The parser was timing out when attempting to run it over all ~83M stylesheets. Not that the quantity of the stylesheets was a problem, but the script itself was taking 5+ minutes to parse specific stylesheets, which caused the query to timeout and fail.
The remediation process is boring but I’ll describe it here for posterity:
- I binary searched the ~83M stylesheets until I found a single stylesheet that triggered the timeout
- I locally parsed that stylesheet with debugging statements in the script to elucidate which part of the script was getting hung up
- It became clear that it was a particular selector that was taking a very long time to trim whitespace. The selector itself wasn’t remarkable except for the thousands of tab characters in the middle of it. The trim function only removed leading and trailing whitespace, not thousands of tabs in the middle. (more info on the debugging in this thread)
- I modified the parser to collapse repeated whitespace down to a single space character. CSS shouldn’t be whitespace sensitive (beyond the descendent combinator, which is just a single space) so this change should be safe.
- I ran the following query to save the resulting JSON object for each stylesheet to a dedicated partitioned/clustered table
#standardSQL
CREATE TEMP FUNCTION parseCSS(stylesheet STRING)
RETURNS STRING LANGUAGE js AS '''
try {
var css = parse(stylesheet)
return JSON.stringify(css);
} catch (e) {
'';
}
'''
OPTIONS (library="gs://httparchive/lib/parse-css.js");
CREATE TABLE `httparchive.almanac.parsed_css`
PARTITION BY date
CLUSTER BY client, page, url AS
SELECT
date,
client,
page,
url,
parseCSS(body) AS css
FROM
`httparchive.almanac.summary_response_bodies`
WHERE
type = 'css'
The resulting httparchive.almanac.parsed_css table has ~83M rows and is 13.4 TB.
Here’s an example of querying the table to find the top 10 color values:
#standardSQL
CREATE TEMPORARY FUNCTION getAllValues(css STRING, property STRING)

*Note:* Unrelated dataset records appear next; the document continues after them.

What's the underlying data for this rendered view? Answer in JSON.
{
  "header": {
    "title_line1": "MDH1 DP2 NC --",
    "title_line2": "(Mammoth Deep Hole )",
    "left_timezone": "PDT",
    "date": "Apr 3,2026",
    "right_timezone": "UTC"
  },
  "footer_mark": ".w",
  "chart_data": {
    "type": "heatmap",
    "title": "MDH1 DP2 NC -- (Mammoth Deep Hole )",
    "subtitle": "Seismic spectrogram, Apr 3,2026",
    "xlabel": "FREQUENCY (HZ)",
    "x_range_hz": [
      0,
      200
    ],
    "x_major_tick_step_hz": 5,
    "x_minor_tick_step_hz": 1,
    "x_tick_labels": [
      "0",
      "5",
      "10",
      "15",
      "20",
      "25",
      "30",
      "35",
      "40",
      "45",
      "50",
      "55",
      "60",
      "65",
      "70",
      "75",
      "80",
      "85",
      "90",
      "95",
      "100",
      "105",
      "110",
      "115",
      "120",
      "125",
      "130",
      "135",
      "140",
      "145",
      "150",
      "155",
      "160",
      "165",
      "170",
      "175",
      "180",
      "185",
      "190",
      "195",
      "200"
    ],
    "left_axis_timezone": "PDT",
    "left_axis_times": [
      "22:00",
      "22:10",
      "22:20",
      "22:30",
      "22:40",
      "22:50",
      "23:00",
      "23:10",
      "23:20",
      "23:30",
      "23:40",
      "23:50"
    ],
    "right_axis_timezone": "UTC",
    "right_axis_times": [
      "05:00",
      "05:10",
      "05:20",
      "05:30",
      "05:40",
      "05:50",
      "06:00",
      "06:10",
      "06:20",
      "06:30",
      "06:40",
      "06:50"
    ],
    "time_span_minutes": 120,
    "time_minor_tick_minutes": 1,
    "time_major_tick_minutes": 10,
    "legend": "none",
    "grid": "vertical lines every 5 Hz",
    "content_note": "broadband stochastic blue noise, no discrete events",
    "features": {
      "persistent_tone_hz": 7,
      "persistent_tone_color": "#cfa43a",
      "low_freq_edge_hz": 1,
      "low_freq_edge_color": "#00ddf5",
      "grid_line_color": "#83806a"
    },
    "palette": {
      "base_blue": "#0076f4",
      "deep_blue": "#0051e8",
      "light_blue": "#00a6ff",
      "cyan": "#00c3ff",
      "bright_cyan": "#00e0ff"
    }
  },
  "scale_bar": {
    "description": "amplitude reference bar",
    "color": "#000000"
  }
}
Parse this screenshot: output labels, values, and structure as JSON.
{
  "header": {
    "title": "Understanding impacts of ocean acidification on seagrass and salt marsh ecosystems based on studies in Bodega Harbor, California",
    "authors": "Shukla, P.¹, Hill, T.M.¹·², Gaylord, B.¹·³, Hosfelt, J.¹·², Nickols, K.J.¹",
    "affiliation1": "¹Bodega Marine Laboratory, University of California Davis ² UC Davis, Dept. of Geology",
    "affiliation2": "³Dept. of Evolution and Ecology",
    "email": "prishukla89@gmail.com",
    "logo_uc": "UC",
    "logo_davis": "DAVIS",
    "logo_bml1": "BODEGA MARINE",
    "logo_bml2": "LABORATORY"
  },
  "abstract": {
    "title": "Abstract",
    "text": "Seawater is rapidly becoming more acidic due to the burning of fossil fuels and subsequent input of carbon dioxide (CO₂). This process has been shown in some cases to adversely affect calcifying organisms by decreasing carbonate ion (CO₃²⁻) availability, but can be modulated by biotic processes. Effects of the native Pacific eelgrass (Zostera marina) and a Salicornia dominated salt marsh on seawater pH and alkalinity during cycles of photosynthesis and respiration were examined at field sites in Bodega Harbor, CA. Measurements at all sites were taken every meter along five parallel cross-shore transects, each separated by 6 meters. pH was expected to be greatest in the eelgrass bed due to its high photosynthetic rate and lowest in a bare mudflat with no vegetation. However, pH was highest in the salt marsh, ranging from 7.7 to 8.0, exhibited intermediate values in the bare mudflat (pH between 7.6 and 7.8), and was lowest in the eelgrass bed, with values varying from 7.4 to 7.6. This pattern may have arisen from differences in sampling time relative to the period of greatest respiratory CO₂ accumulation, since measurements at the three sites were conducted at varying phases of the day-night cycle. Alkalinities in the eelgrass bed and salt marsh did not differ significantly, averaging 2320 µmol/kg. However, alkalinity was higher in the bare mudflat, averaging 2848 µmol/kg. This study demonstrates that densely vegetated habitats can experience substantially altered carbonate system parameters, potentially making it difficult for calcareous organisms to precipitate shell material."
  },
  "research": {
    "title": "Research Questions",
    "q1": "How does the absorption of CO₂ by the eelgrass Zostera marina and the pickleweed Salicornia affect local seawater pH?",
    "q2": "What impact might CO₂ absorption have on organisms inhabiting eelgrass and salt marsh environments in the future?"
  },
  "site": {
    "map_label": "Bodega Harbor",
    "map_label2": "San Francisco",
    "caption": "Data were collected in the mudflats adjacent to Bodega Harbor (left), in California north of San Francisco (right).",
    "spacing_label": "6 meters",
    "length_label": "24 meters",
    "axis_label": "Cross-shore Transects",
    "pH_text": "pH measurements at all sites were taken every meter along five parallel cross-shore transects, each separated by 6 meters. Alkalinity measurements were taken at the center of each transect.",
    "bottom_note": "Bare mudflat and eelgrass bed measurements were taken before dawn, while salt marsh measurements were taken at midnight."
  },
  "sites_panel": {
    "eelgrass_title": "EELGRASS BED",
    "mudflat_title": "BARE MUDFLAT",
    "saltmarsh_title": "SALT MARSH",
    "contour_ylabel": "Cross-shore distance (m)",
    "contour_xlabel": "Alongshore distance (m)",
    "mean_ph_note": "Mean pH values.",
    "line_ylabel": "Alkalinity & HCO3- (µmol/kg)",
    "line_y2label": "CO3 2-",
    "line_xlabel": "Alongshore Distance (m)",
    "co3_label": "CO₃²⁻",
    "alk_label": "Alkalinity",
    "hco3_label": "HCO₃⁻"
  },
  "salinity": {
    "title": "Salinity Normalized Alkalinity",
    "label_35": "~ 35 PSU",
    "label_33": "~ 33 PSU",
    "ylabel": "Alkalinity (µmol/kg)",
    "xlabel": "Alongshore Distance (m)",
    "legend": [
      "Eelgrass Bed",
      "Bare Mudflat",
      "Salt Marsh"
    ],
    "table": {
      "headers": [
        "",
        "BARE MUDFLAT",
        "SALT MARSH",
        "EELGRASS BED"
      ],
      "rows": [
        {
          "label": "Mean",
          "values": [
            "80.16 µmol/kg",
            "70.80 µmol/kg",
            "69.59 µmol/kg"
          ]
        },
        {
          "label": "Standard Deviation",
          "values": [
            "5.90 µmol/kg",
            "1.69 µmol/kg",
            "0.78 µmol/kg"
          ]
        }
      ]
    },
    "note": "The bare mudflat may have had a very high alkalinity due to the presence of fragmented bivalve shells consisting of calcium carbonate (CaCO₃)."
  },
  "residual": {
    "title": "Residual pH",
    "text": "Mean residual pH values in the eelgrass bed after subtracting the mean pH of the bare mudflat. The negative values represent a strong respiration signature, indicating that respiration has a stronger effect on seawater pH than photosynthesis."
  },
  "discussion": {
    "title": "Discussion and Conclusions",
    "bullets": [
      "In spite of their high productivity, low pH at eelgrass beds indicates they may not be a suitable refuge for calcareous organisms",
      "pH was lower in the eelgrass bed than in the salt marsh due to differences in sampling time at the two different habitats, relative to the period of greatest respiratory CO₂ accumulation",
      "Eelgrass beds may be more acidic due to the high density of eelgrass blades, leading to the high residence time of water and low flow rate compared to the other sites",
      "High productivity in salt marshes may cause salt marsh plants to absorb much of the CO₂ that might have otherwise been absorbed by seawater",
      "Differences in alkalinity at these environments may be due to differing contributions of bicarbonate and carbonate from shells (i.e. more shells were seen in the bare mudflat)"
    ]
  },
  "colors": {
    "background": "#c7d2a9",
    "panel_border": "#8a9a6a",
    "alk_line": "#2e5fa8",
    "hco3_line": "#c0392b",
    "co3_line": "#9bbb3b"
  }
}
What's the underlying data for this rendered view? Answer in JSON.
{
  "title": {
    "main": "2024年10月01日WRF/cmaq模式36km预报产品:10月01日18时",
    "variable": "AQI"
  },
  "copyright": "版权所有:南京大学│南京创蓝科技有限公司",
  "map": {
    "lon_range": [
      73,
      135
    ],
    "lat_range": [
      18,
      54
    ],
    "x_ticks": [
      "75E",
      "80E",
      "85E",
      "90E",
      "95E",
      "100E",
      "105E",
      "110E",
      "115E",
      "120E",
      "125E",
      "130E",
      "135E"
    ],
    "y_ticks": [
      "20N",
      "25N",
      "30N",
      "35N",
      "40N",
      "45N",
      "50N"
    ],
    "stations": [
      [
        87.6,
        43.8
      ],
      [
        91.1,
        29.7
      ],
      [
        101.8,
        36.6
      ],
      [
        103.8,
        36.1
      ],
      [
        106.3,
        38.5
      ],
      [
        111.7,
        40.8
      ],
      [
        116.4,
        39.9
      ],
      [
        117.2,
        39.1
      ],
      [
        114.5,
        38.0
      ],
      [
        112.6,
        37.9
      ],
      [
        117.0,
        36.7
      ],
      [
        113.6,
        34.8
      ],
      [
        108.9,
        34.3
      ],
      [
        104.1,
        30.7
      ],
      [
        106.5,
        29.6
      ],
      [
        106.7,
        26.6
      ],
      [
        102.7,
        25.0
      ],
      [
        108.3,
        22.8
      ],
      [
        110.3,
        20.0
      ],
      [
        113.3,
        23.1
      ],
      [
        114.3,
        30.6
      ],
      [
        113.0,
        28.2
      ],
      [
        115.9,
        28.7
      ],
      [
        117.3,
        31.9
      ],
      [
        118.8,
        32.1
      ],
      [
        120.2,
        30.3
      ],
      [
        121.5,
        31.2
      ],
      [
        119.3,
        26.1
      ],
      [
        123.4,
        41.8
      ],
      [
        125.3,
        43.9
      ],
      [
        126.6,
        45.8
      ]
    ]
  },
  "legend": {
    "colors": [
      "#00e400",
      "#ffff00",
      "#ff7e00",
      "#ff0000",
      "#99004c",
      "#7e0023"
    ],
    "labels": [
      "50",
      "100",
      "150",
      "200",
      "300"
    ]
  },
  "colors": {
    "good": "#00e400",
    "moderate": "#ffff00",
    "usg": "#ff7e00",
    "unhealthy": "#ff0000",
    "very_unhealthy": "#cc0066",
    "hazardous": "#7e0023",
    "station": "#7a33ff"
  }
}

RETURNS ARRAY<STRING> LANGUAGE js AS '''
try {
var reduceValues = (values, rule) => {
if (rule.type == 'media') {
return reduceValues(values, rule.rules);
}
return values.concat(rule.declarations.filter(d => d.property == property).map(d => d.value));
};
var $ = JSON.parse(css);
return $.stylesheet.rules.reduce(reduceValues, []);
} catch (e) {
return [];
}
''';
SELECT
APPROX_TOP_COUNT(color, 10)
FROM
`httparchive.almanac.parsed_css`,
UNNEST(getAllValues(css, 'color')) AS color
| color | frequency |
|---|---|
| #fff | 10504119 |
| #000 | 4844268 |
| #333 | 2842007 |
| #ffffff | 2263685 |
| #999 | 2031777 |
| #90949c | 1789373 |
| #666 | 1617707 |
| #888 | 1437182 |
| #1d2129 | 1405315 |
| #000000 | 1344227 |
This table should help unlock many of the CSS chapter metrics for the Almanac.